Ballet Black – review – Linbury Studio theatre
The Guardian, Friday 1 March 2013 14.27 GMT
by Judith Mackrell
Ballet Black may struggle against an inexplicable lack of state funding, yet it continues to make a heroic investment in new choreography. This season its adventurous policies pay dividends with Javier de Frutos’s new piece, The One Played Twice.
Like much of De Frutos’s work, it starts from a disconcertingly eccentric choice of music: a playlist of rhythmically woozy Hawaiian songs performed barbershop style. But it takes only seconds to be convinced of its theatrical and choreographic logic. Four dancers, in vibrant green and purple tunics, inhabit a tropical world. Some of the movement takes its cues from the songs’ lyrics, which range from sly references to sexy hula dances to a plangent, full-bodied lament. But these narrative elements are sustained on a structure of sharply inventive dance that steers its own buoyant course through the surf twang of the music.
The dancers look as stretched and easy in De Frutos’s choreography as they do in Robert Binet’s duet Egal.

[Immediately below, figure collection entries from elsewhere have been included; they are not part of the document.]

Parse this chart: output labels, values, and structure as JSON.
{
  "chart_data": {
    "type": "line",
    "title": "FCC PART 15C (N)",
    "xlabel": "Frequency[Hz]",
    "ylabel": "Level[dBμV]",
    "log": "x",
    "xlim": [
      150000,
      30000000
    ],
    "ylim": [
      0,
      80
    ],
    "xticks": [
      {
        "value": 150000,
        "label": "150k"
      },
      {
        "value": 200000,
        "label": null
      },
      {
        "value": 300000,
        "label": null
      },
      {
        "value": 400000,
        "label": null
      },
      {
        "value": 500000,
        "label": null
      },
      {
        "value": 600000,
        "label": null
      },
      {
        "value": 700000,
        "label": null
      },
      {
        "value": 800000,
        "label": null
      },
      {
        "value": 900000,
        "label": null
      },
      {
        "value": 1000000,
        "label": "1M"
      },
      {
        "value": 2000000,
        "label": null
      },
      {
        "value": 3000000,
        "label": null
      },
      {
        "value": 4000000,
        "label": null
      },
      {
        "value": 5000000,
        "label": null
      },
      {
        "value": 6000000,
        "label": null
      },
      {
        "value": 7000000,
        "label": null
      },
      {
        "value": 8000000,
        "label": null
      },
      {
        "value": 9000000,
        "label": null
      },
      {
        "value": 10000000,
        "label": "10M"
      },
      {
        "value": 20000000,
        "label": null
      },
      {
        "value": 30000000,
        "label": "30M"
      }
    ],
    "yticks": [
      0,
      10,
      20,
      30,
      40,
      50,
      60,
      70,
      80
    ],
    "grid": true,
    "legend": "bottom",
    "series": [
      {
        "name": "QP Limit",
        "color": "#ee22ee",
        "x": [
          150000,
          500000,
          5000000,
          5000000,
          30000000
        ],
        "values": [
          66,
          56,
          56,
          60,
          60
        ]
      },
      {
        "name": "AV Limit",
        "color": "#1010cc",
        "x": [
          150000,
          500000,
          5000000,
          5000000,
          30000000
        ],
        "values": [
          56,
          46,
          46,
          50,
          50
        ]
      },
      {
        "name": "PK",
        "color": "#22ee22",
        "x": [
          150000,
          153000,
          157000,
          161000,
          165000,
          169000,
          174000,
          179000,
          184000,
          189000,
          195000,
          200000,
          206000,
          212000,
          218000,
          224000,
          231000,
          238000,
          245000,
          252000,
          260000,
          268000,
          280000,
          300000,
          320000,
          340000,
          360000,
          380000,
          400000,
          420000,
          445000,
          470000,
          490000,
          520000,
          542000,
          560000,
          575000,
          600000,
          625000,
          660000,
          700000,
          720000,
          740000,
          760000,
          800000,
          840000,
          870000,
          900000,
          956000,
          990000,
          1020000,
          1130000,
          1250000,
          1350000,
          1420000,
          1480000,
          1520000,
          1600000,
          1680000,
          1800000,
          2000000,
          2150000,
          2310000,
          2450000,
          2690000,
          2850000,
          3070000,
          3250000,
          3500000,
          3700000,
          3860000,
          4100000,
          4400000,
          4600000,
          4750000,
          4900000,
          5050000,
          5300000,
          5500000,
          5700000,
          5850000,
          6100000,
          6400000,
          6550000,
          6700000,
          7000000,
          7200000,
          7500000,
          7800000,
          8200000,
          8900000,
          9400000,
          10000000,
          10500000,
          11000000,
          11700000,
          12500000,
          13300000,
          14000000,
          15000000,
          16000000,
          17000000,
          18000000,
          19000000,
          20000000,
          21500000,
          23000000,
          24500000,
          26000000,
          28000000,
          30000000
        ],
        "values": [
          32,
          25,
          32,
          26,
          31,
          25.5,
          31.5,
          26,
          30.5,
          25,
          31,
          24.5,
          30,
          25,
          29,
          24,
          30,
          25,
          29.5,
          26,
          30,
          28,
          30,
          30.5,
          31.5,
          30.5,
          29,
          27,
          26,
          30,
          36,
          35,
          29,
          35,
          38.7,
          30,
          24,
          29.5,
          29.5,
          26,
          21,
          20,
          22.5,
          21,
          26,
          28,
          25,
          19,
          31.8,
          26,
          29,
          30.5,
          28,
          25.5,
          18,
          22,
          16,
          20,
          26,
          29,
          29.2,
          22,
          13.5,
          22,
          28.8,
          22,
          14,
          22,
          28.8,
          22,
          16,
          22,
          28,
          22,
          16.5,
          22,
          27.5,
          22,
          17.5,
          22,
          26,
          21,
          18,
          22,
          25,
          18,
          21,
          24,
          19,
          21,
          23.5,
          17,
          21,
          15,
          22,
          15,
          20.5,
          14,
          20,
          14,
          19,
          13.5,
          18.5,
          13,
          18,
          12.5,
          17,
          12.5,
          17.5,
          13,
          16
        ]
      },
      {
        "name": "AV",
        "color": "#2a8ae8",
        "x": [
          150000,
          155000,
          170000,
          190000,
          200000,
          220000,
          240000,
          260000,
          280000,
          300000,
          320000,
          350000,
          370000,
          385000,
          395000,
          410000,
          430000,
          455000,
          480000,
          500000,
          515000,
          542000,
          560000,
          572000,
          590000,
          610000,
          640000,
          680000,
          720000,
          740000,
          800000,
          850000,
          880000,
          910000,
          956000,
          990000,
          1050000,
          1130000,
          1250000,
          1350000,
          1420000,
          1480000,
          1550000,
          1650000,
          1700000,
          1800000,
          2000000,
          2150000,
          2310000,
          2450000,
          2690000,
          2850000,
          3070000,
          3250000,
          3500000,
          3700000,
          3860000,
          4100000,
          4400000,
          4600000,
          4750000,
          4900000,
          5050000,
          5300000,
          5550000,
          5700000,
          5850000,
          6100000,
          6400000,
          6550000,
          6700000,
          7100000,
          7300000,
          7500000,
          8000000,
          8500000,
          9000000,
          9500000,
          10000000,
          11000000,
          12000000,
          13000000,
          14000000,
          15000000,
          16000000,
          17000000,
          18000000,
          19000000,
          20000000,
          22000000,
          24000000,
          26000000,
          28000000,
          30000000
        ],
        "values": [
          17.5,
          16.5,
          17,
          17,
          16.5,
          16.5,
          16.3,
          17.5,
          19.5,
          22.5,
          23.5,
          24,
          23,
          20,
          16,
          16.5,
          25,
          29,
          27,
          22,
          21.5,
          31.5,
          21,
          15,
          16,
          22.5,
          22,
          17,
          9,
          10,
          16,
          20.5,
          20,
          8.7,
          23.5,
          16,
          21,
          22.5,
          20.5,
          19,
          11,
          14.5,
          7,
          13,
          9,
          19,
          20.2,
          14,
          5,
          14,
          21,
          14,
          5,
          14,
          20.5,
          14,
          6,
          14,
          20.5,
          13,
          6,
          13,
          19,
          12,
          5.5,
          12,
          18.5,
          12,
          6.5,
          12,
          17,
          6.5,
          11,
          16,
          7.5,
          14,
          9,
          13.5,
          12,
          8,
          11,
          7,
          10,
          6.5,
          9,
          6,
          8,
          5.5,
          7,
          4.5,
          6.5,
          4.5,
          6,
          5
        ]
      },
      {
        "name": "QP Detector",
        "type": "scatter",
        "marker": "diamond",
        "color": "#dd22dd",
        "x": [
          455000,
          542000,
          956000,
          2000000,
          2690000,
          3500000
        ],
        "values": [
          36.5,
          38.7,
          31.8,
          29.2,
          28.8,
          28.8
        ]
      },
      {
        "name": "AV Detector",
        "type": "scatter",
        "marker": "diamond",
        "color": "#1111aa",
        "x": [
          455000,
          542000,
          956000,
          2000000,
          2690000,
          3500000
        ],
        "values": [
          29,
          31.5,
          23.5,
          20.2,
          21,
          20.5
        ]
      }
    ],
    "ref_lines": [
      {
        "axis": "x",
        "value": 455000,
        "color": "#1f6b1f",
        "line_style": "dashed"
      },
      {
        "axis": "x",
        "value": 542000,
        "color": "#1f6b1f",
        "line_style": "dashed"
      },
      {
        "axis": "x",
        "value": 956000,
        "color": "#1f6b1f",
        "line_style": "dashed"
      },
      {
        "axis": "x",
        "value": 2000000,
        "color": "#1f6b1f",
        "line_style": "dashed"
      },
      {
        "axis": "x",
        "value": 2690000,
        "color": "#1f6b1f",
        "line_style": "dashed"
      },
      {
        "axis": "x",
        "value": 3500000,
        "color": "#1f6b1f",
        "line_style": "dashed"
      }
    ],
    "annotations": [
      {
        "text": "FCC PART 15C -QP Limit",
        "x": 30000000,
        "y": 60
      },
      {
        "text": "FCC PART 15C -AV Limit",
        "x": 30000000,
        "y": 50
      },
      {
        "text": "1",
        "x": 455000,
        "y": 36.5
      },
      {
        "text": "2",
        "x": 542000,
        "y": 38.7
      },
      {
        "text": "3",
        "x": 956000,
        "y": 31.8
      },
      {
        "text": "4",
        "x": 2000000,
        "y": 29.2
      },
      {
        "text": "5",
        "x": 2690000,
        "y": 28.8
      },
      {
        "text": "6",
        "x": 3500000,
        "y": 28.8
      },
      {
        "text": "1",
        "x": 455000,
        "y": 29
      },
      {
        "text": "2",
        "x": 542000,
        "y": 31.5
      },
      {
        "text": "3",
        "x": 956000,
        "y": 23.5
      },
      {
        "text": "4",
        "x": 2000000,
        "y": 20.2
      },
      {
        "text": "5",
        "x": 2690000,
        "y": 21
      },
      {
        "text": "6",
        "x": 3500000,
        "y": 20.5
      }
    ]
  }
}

Predicated on two equal dance partners (a rare concept within a ballet context), Egal takes Binet into a stylish, androgynous vocabulary of art deco geometries and silvered pirouettes, and an interesting conceit that the two dancers, though equal, are like magnetic forces, unable to connect within the same space.
Evoking a distinct dance world in one short work is hard, and the goofily unravelling classical steps in Ludovic Ondiviela’s Dopamine (You Make My Levels Go Silly) doesn’t quite deliver the blissed-out comic passion its title implies.
Christopher Marney, by contrast, gets 45 minutes for War Letters, evoking the transience and vulnerability of wartime romance. Elements of this work feel fresh and alive: the awkwardly drilled army recruits; the gaggle of half-hardened, half-hopeful sweethearts; the duet between a shell-shocked soldier and his girlfriend, which showcases the natural acting talent of Cira Robinson. But there is too much irrelevant choreographic decoration, and War Letters ends up feeling less like a story than a showcase for Marney’s best moves.